Boston Property Management: Buying a home as a Self-Employed Person

Boston Property Management

Boston Property Management: Buying a home as a Self-Employed Person

Self-employed individuals won’t find it easy to qualify for a mortgage as they have to abide by a different set of rules. They have updated the rules for self-employed individuals where lenders will take a closer look at your business income. This post explores what the changes entail.

Self-employed borrower basics

Income and assets are two of the most important aspects of the mortgage. They need to know how much you can afford to pay and where the down payment is coming from. Self-employed borrowers usually show the income from their share in a LLC, partnership or corporation. If you are a sole proprietor, then you need to file your self-employed income on IRS Schedule C so that you can show your income and expenses.
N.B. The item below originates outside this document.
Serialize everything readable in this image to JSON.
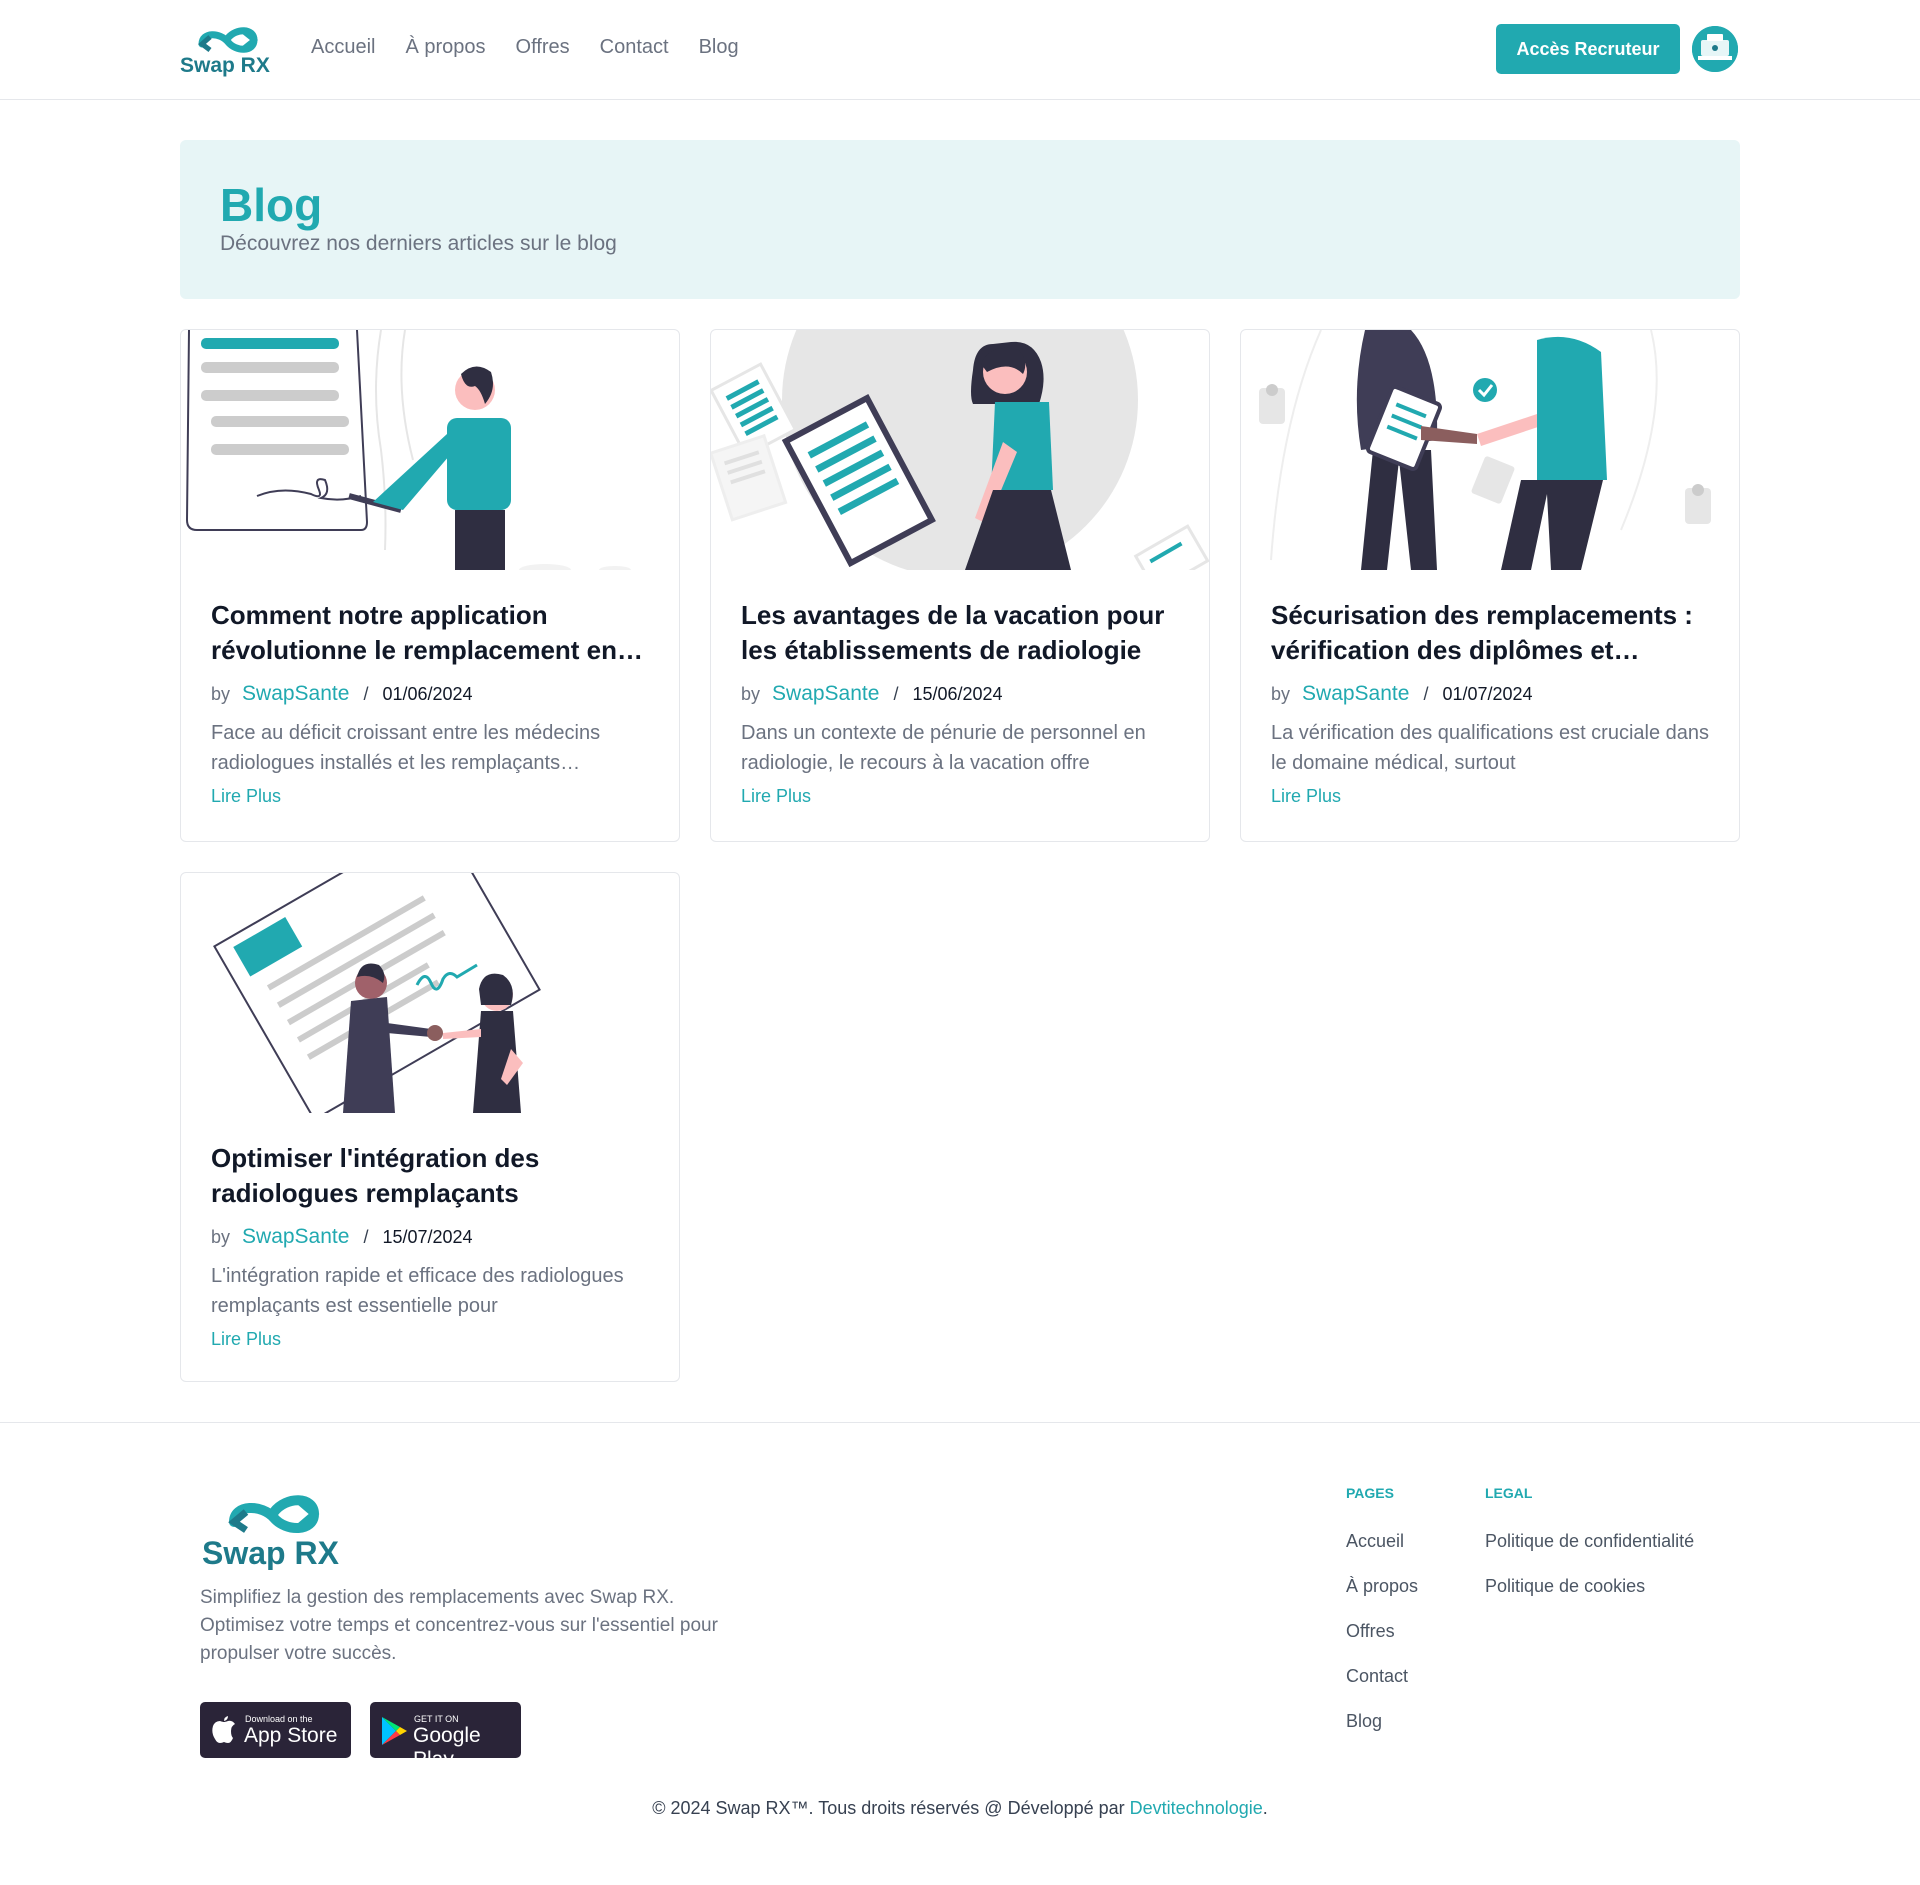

Sole Proprietors also need to use their net income from Schedule C. Following that you can calculate a 24-month average of net income. In the event that you are self-employed through a corporation, LLC, partnership then you have to file a separate set of returns. Furthermore, if you own more than 25 percent of the business you have to provide the lenders with full business tax returns as well as your personal returns.

Lenders may allow some self-employed borrowers to use the funds in their business as a down payment as long as it does not affect your business.

Boston Property Management: New rules for self-employed borrowers

The new rules dictate that lenders will be stricter when it comes to partnerships and S corporations. It also emphasizes the fact that a lender will determine whether a company can support itself if the owner withdraws money for the deposit.

If you belong to that category, your income will show up in Schedule K-1. They also end up on your personal tax return as income, which can be either “ordinary business income” or “Distributions”.

The rules dictate that if your distributions are more than the ordinary business income, then you can use the ordinary business income. If it is the reverse, then you have to go through another set of guidelines.

These guidelines are not set in stone as they vary from lender to lender. So the best way to find out is to check with all the lenders in your area so that they can analyze your tax returns and give you an answer.

We hope you liked our post “Boston Property Management: Buying a home as a Self-Employed Person”.